Dans l’Otmoor depuis Beckley

vendredi 22 février 2019 Commentaires fermés sur Dans l’Otmoor depuis Beckley

Langage is fossil poetry
Ralph Waldo Emerson cité dans Landmarks de Robert MacFarlane

Ce parcours, avec ses variantes, je l’ai fait quelques dizaines de fois. Mais là, c’est spécial. Pas seulement à cause de la lumière rasante d’un bel après-midi de février. C’est spécial parce que je suis en train de lire les dernières pages de Landmarks de Robert MacFarlane. C’est un livre sur des mots anglais, gaéliques, écossais, norse1 et des dialectes parfois très locaux de ces langues. Ces mots caractérisent des lieux ou des événements survenant dans certains lieux par leurs propriétés physiques, les sensations qu’on éprouve à les traverser, leurs devenirs, leurs affordances (ce qu’ils permettent d’agir), les émotions qu’ils procurent, et plus. Dans le livre, ces mots sont regroupés en glossaires thématiques, chacun de ces glossaires étant précédé d’un récit retraçant le parcours de personnes qui comme MacFarlane se sont pris de passion pour ces « mots marqueurs du territoire », personnes qu’il a souvent rencontrées et avec qui il a dans plusieurs cas développé une complicité intense. À chaque mot ou locution, MacFarlane a associé (ou reçu d’autres producteurs de glossaires) une définition. Ces définitions sont de la pure poésie, dans leur précision et leurs évocations. Un exemple (ne me demandez pas comment ça se prononce) :

clachan sinteag (gaélique) : dans une lande, pierres de gué à travers une zone marécageuse2

Old Otmoor map

Départ pour un peu plus d’une heure de course dans l’Otmoor. Moor veut dire lande et l’Otmoor est tout entier une lande marécageuse mais qui a été drainée lors des enclosures pour la transformer en terres à pâture, ce qui donna lieu à une forte résistance jusqu’aux Otmoor riots de 18303. Aujourd’hui partie des terres a été transformée en réserve naturelle et retournée à son état de marais. L’élément constitutif de la lande, la tourbe, y est peu présent (si l’on excepte quelques puits à tourbe dans les villages qui l’entourent) contrairement à l’Exmoor, au Dartmoor et à ces zones que MacFarlane célèbre en Écosse et qui m’ont aussi fourni matière à poème. Cela commence par une longue descente en passant par le pub, maintenant propriété de la communauté qui l’a racheté, le donne en gérance et en a fait une Free House, libre de ses choix de bières. Passées les dernières maisons, une grande prairie où trois chevaux, trois vaches et une dizaine de brebis sont disposées comme un enfant poserait des figurines. L’herbe est encore bonne par cet hiver aux allures de printemps. Des deux côtés de la route, haies et fossés. À l’origine, chaque haie comportait un fossé de drainage et de chaque côté une haie de hêtres ou de charmes couchés (rabattus et entrelacés), branches torturées, presque miniatures, haies infranchissables sauf ouvertures ménagées pour le passage des animaux (il y a plusieurs mots pour cela dans Landmarks) délimitant tout un écosystème aquatique et arboricole. Et bien sûr j’ignore tout des noms de tout ça dans les langues que je crois maîtriser. Enfin presque, la technique pour les haies s’appelle hedgelaying en anglais et il y en a des dizaines de variantes dans différents comtés.

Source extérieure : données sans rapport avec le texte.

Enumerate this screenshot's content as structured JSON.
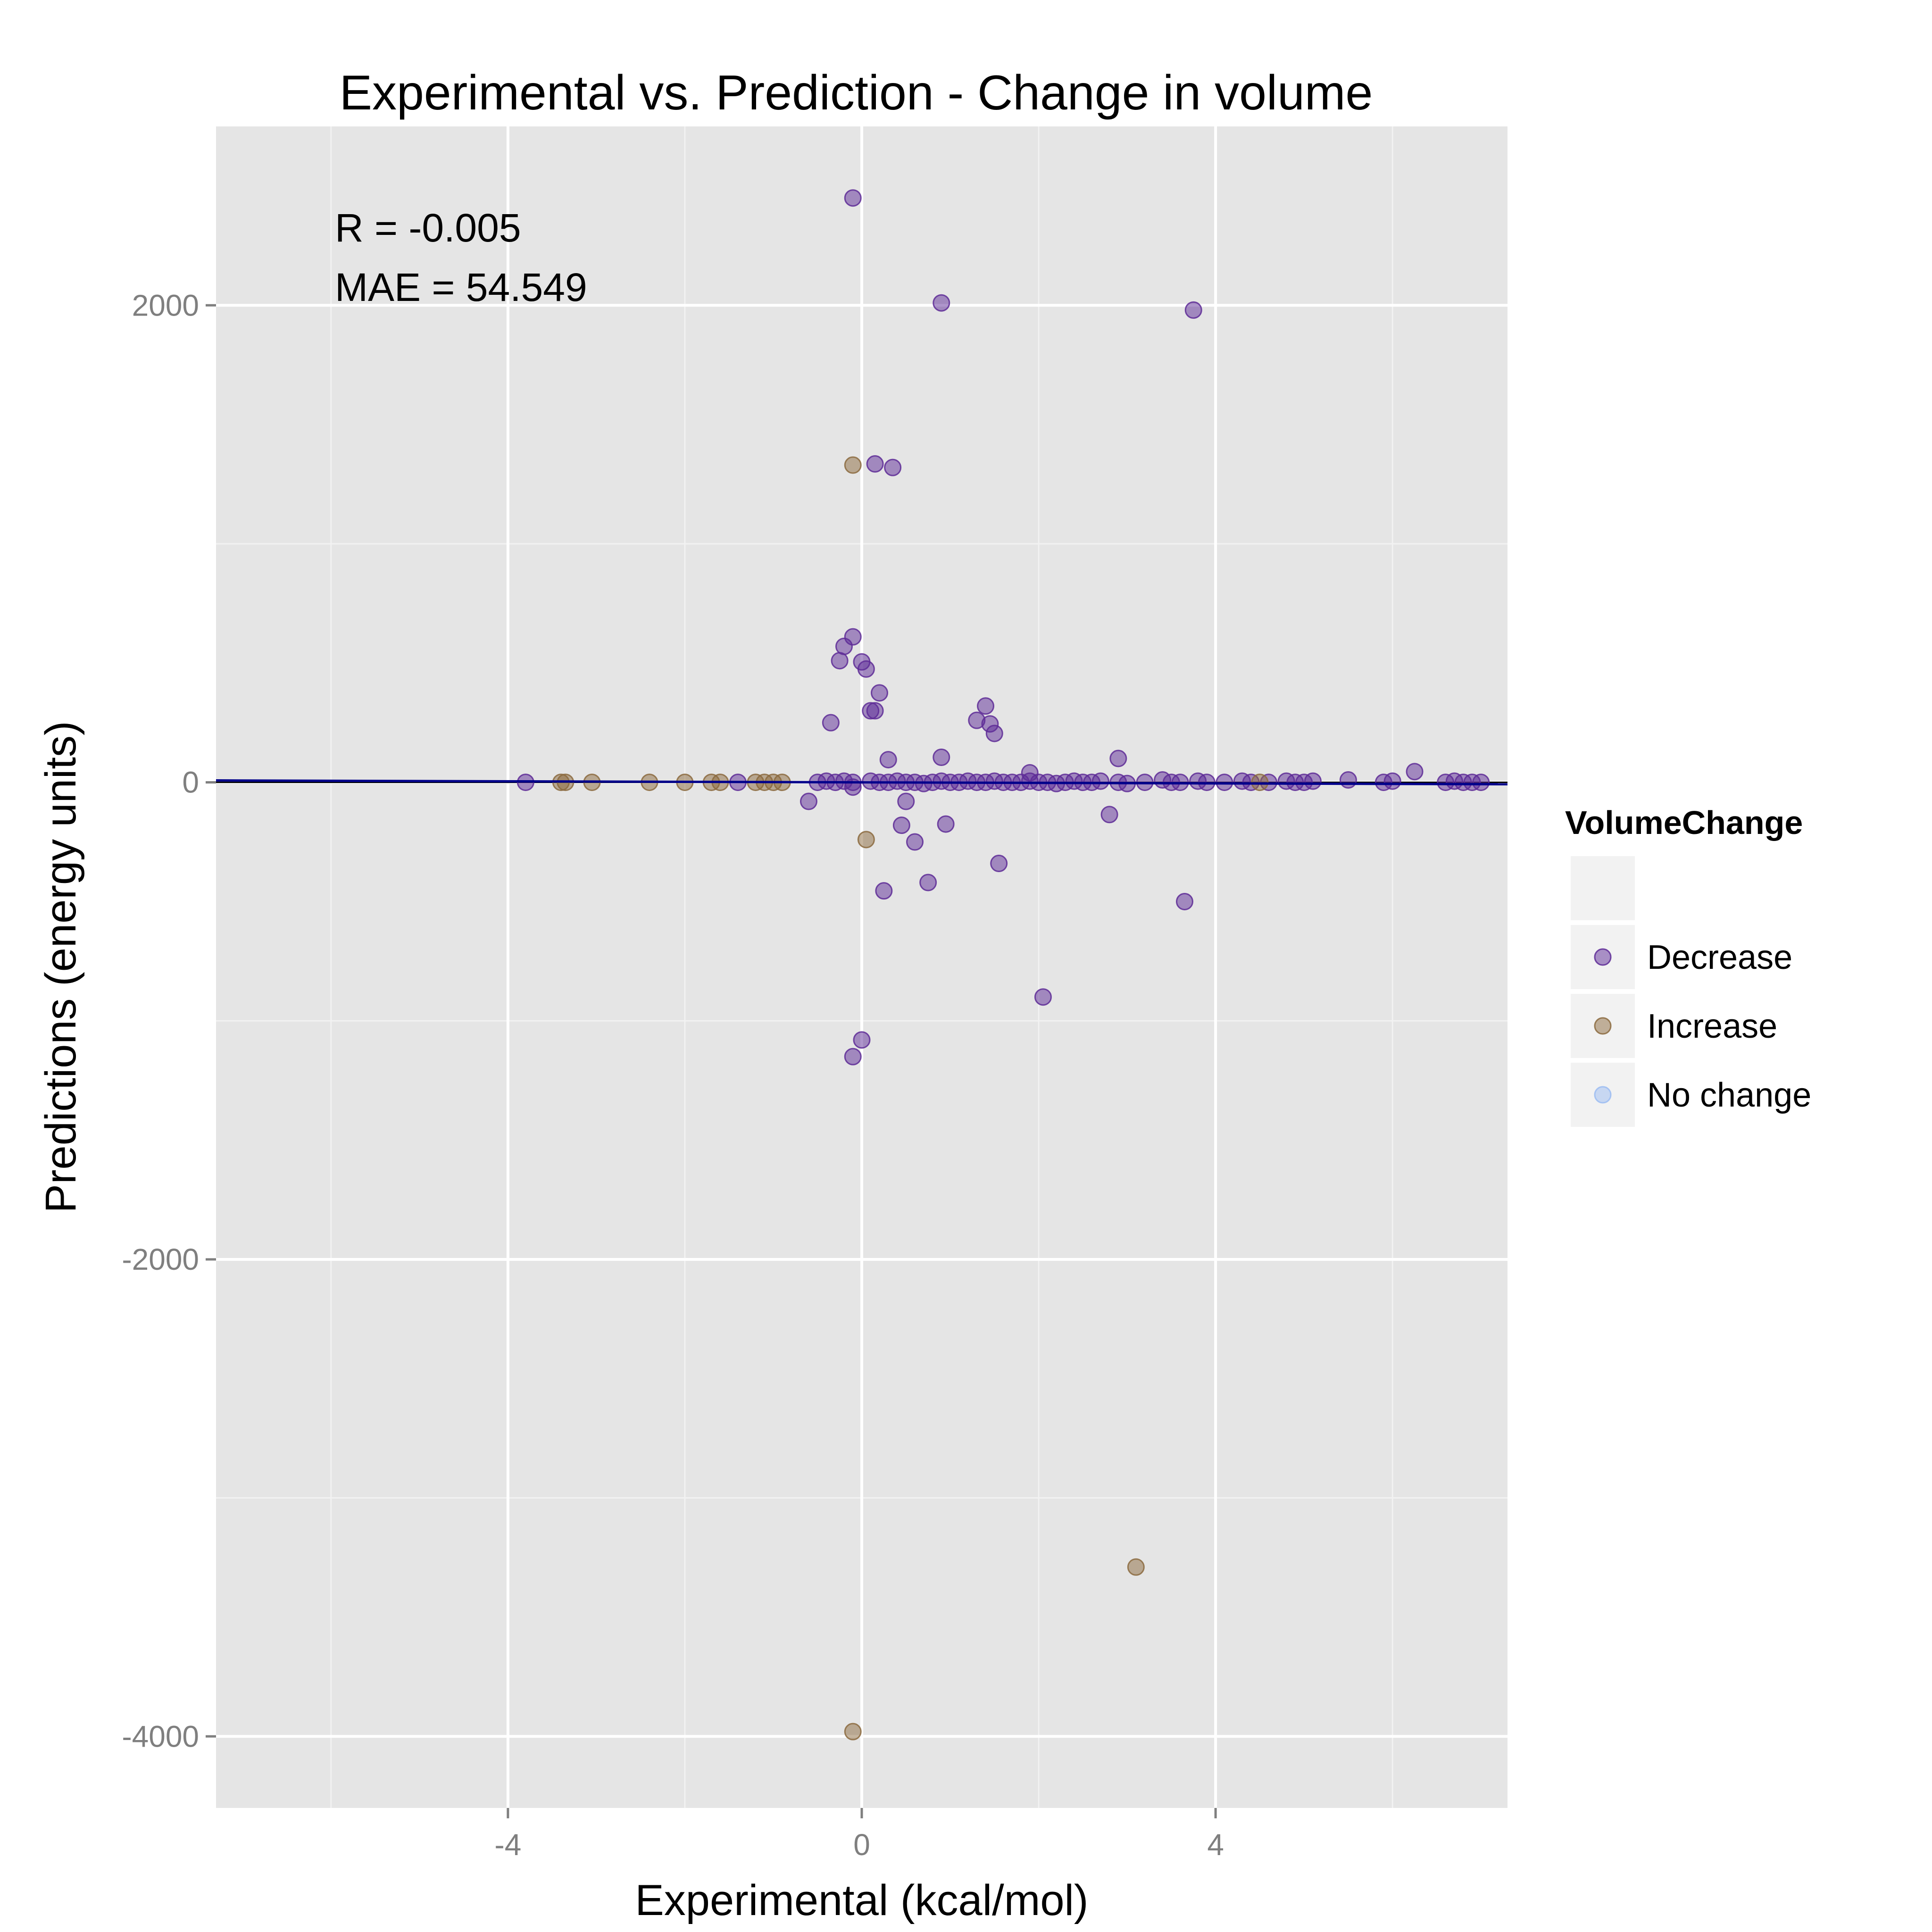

La route va rétrécissant, asphalte disparue sur les côtés, nids de poule multipliés, budget des collectivités locales en berne ou nature recouvrant ses droits. Un Y avec à droite l’entrée de l’Otmoor Shooting Range, terrain de manœuvres militaires où vous êtres prévenus qu’on pourra vous y abattre comme menu gibier. À gauche devient piste et c’est la réserve naturelle. On y circule sur des chemins surélevés, d’une terre qui me paraît tourbeuse tout de même. L’eau suint partout après les pluies des dernières semaines. Les observateurs d’oiseaux sont à leur poste, lunettes, jumelles et appareils photo pointant sur de lointains volatiles, et attirail vestimentaire de rigueur. Quelques minutes et sur la gauche un chemin perpendiculaire conduit à un observatoire d’oiseaux sur pilotis, belle construction où l’on imaginerait passer la nuit.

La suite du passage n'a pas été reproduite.